De Carapau a 15 de Maio de 2010 às 14:59
Malvado eu?
Queres tu insinuar...?


De Maria Araújo a 13 de Maio de 2010 às 22:46
Mais uma das tuas histórias bonitas.
Provavelmente a Maria de Lurdes nunca daria importância ao pedido de desculpa dele.
Se quando ele a via atravessava para o outro lado da rua, de certeza que quem ficava envergonhada era ela.
Uma coisa é certa. Há comportamentos que se tem em criança e que nunca mais se esquecem.

Beijinho



De Red Maria a 14 de Maio de 2010 às 17:32
Lá está, tudo muito lindo mas os rapazes continuam de passo apressado, não agradecem, não falam, vão à sua vidinha e adianta de muito às Marias que eles pensem que elas são as Rainhas da Rua delas, da Avenida ou do País inteiro arredores e sabe-se lá que mais e - que só eles saibam!



De Red Maria a 14 de Maio de 2010 às 19:59
Mas esse rapaz não eras tu, pois não?


LOL


De Anónimo a 15 de Maio de 2010 às 15:05
Eu?


De Carapau a 15 de Maio de 2010 às 15:04
"Não há rapazes maus"! Há é rapazes que, em certas alturas da vida, ainda não cresceram o suficiente para entenderem certas coisas.
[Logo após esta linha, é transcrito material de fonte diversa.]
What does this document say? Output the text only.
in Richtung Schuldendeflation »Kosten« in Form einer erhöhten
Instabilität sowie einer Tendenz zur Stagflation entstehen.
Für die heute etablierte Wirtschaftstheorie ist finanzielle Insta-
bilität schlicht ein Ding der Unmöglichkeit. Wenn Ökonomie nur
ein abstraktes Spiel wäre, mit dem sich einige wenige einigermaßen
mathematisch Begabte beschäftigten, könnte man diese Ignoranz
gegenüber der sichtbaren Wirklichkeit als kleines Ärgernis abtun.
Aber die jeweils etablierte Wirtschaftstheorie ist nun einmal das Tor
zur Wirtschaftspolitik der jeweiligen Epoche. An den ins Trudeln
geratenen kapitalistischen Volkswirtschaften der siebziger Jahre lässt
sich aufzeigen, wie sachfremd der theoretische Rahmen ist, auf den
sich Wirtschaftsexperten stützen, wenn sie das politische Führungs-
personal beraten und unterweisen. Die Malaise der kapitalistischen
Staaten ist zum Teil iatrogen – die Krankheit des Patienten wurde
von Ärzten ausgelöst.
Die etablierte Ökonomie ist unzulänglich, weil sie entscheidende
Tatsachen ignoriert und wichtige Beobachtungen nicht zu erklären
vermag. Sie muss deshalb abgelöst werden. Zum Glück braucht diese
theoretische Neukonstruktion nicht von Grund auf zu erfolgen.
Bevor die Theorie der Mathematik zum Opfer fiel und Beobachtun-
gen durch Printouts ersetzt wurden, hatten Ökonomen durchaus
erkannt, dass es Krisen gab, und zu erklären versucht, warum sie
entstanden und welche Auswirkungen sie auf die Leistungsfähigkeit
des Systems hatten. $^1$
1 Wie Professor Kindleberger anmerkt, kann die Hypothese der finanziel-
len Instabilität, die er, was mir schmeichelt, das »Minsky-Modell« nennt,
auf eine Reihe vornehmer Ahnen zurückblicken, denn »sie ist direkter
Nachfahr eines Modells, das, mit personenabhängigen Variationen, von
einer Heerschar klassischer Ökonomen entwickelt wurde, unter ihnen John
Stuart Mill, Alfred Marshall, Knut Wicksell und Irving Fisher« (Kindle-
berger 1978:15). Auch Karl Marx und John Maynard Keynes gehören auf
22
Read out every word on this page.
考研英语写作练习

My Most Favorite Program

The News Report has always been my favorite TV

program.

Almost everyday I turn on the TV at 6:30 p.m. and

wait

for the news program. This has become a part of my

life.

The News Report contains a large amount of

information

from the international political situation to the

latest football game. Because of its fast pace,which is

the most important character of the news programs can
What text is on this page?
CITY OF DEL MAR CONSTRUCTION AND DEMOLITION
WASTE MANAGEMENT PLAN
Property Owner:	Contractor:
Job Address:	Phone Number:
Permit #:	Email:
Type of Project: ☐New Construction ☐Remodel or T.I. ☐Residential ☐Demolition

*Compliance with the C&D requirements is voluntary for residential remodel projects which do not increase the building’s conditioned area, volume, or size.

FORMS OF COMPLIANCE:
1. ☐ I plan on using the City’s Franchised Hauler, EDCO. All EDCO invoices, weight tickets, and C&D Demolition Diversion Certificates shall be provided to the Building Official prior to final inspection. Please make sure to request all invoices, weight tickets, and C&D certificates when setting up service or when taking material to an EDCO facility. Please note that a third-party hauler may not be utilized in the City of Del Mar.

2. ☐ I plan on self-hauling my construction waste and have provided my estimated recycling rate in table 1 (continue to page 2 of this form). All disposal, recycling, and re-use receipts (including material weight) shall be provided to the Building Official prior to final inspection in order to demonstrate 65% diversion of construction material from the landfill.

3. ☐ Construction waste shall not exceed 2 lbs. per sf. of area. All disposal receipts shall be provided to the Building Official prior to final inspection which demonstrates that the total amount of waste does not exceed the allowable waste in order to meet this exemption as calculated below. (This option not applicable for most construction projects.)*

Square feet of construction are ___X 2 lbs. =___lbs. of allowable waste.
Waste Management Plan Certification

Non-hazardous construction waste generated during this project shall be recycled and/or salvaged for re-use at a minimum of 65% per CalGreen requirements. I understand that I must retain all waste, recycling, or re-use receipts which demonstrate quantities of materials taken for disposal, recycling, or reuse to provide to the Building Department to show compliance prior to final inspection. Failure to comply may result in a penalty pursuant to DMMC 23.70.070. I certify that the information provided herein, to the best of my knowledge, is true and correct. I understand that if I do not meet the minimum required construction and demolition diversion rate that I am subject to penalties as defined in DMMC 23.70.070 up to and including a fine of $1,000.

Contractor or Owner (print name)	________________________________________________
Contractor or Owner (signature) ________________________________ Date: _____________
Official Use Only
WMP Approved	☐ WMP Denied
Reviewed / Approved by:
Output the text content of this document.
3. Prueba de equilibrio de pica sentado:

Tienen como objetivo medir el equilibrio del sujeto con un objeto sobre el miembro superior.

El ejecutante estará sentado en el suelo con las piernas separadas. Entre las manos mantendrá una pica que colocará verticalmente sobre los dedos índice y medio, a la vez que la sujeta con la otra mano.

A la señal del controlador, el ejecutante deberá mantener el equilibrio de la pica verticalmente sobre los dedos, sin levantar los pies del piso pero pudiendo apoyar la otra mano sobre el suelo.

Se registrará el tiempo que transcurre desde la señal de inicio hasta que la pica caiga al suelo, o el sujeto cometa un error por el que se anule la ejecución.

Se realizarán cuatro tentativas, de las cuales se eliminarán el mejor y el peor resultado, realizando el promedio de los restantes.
E quem diz rapazes diz raparigas. É tudo farinha do mesmo saco, não me venham dizer que há diferenças...
Para além das óbvias.


De Maria Araújo a 14 de Maio de 2010 às 21:47
Red, ru tembém percebi que é o Carapau, mas preferi nem fazer a pergunta...É que o Carapau não era homem, digo rapaz, para isso...(!!???).
Responde tu carapau.

Bj


De Carapau a 15 de Maio de 2010 às 15:07
Já respondi com um "Eu?" ali acima, como anónimo, mas por engano.
O Anónimo é o Carapau.


De maria teresa a 15 de Maio de 2010 às 16:04
Gostei tanto deste testemunho que não vou "brincar". É lindo como com o passar dos anos nos apercebemos da lealdade entre amigos e como a imaturidade pode causar tanta vergonha, de tal modo que inibe a prática de uma acção que, para nós adultos e muito "ao longe ", nos permite julgar...

Os versos não são exactamente assim mas a ideia está lá!
Deveriam ser:
"(...) As almas infantis são brandas como a neve,
São pérolas de leite e urnas virginais:
Tudo quanto se grava e ali se escreve,
Cristaliza em seguida e não se apaga mais.(...)"

É um testemunho que me toca bastante!
Que bom que seria que os adultos fossem assim tão leais...


De Carapau a 15 de Maio de 2010 às 19:09
Assim é que é falar!
Obrigado pela emenda do poema (eu sabia que não era como eu o tinha escrito, mas não o consegui descobrir para o poder citar direitinho). Já agora: sempre é do Guerra Junqueiro? Faltou essa confirmação.

É sempre bom termos alguém que nos ajuda e corrija. Obrigado!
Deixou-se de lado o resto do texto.